The transportation corporation, which transported motor vehicles from train stops in Mississippi to Mississippi car dealers, was assessed back taxes for the sales of transportation services. The taxes were imposed pursuant to Miss. Code Ann. § 10105 (1972), which imposed a "privilege of doing business" tax within the state upon activity in interstate commerce. The corporation challenged the imposition of the tax, claiming that under previous Supreme Court precedent, the "privilege" of engaging in an activity in the state could not be applied to an activity that was part of interstate commerce and that such a tax ran afoul of the Commerce Clause, U.S. Const. art. I, § 8, cl. 3.
Is the disputed tax a tax on an activity which is a part of interstate commerce and therefore unconstitutional?
The Court agreed with the Mississippi Supreme Court's finding that the tax was constitutional. In so finding, the Court overruled Spector Motor Service, Inc. v. O'Connor, 340 U.S. 602 (1951), which had held that a state tax on the "privilege of doing business" was per se unconstitutional when it was applied to interstate commerce. The Court found that the rule placed form over substance and merely served as a trap for unwary draftsmen, since an identical tax, called another name, would have been valid.
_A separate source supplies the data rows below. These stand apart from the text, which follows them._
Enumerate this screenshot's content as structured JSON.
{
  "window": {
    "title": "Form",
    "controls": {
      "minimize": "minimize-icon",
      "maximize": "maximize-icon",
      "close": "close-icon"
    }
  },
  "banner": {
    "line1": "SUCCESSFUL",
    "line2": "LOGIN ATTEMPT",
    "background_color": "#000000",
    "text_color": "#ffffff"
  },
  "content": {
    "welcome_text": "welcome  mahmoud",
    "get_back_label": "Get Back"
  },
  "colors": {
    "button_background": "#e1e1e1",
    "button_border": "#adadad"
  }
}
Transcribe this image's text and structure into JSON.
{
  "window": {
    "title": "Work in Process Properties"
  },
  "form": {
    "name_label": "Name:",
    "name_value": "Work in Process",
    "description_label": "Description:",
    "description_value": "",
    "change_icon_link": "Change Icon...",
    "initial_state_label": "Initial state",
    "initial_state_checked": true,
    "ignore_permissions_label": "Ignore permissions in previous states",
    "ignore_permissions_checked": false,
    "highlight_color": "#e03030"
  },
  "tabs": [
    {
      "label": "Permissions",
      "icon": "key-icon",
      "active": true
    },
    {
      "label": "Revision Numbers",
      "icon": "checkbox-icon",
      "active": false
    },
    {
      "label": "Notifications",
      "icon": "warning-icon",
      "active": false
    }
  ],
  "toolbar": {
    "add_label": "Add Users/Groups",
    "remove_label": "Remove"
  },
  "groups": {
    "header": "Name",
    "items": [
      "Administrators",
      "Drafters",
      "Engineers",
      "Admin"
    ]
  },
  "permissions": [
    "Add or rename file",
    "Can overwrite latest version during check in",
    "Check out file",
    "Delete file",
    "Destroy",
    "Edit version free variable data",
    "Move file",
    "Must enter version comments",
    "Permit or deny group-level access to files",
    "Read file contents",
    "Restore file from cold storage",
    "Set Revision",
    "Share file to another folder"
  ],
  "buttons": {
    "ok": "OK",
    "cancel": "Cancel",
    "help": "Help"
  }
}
Also, the application of the Mississippi tax to the taxpayer in the case at bar did not violate the commerce clause, since there was no claim that the activity taxed did not have a sufficient nexus with the state to justify a tax, or that the tax was not fairly related to benefits provided by the state to the taxpayer, or that the tax discriminated against interstate commerce, or that the tax was not fairly apportioned to local activities.